# Lowveld Lodge [edited]



## Pro (Feb 26, 2011)

My fellow tuggers,

Need a little help and advice.  [Specifics deleted.]

I went to the Arrowood web site twice now within the last 30 days and filled out the form to sell.  No response from Arrowood. Can anyone offer any help or suggestions on how I can get rid of this dead dog.

Joe P.


----------



## Dori (Feb 27, 2011)

Joe, I was also thinking of getting rid of Lowveld...until my week jumped from 18 to 26 TPU's. I think I'll hold on to it for awhile longer.

Dori


----------



## Liz Wolf-Spada (Feb 28, 2011)

What do you own there? My weeks look like 12-13 points?
Liz


----------



## stevedmatt (Feb 28, 2011)

I'm pretty sure the weeks that jumped were all deposited before the new system was adopted and had better value before also. At some point the 'points' value was lowered during the system change. Those weeks were returned to their original 'point' value.
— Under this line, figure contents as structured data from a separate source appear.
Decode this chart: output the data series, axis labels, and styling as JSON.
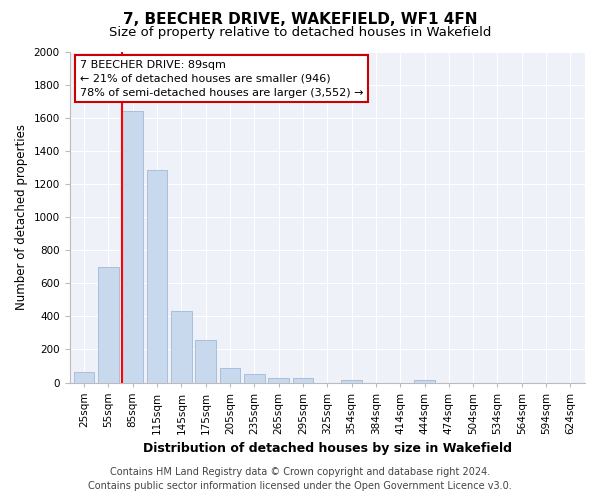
{
  "title": "7, BEECHER DRIVE, WAKEFIELD, WF1 4FN",
  "subtitle": "Size of property relative to detached houses in Wakefield",
  "xlabel": "Distribution of detached houses by size in Wakefield",
  "ylabel": "Number of detached properties",
  "bar_labels": [
    "25sqm",
    "55sqm",
    "85sqm",
    "115sqm",
    "145sqm",
    "175sqm",
    "205sqm",
    "235sqm",
    "265sqm",
    "295sqm",
    "325sqm",
    "354sqm",
    "384sqm",
    "414sqm",
    "444sqm",
    "474sqm",
    "504sqm",
    "534sqm",
    "564sqm",
    "594sqm",
    "624sqm"
  ],
  "bar_values": [
    65,
    695,
    1640,
    1285,
    435,
    255,
    90,
    50,
    25,
    25,
    0,
    15,
    0,
    0,
    15,
    0,
    0,
    0,
    0,
    0,
    0
  ],
  "bar_color": "#c8d9ee",
  "bar_edgecolor": "#a0b8d8",
  "red_line_index": 2,
  "annotation_line1": "7 BEECHER DRIVE: 89sqm",
  "annotation_line2": "← 21% of detached houses are smaller (946)",
  "annotation_line3": "78% of semi-detached houses are larger (3,552) →",
  "ylim": [
    0,
    2000
  ],
  "yticks": [
    0,
    200,
    400,
    600,
    800,
    1000,
    1200,
    1400,
    1600,
    1800,
    2000
  ],
  "footer_line1": "Contains HM Land Registry data © Crown copyright and database right 2024.",
  "footer_line2": "Contains public sector information licensed under the Open Government Licence v3.0.",
  "bg_color": "#ffffff",
  "plot_bg_color": "#eef2f8",
  "title_fontsize": 11,
  "subtitle_fontsize": 9.5,
  "xlabel_fontsize": 9,
  "ylabel_fontsize": 8.5,
  "tick_fontsize": 7.5,
  "footer_fontsize": 7,
  "annotation_box_edgecolor": "#cc0000",
  "grid_color": "#ffffff"
}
I wouldn't expect this for all future deposits, but it would be nice.


----------



## Skatduder (Mar 1, 2011)

I have one of mine in the bank at 26. I was suprised too.


----------



## Dori (Mar 2, 2011)

We own week 15. It is a 2011 week.  Depositing our 2012 week will only net 13.   

Dori


----------



## Pro (Mar 6, 2011)

Liz,

I own week 48.  My 2010 week which was deposited over a year ago is getting only 10 TPU.  2011 week is getting 13 TPU.  2012 week is getting 10 TPU.  I have not paid levies or deposited 2011, 2012 weeks.  I am trying to get rid of it.

Joe P.


----------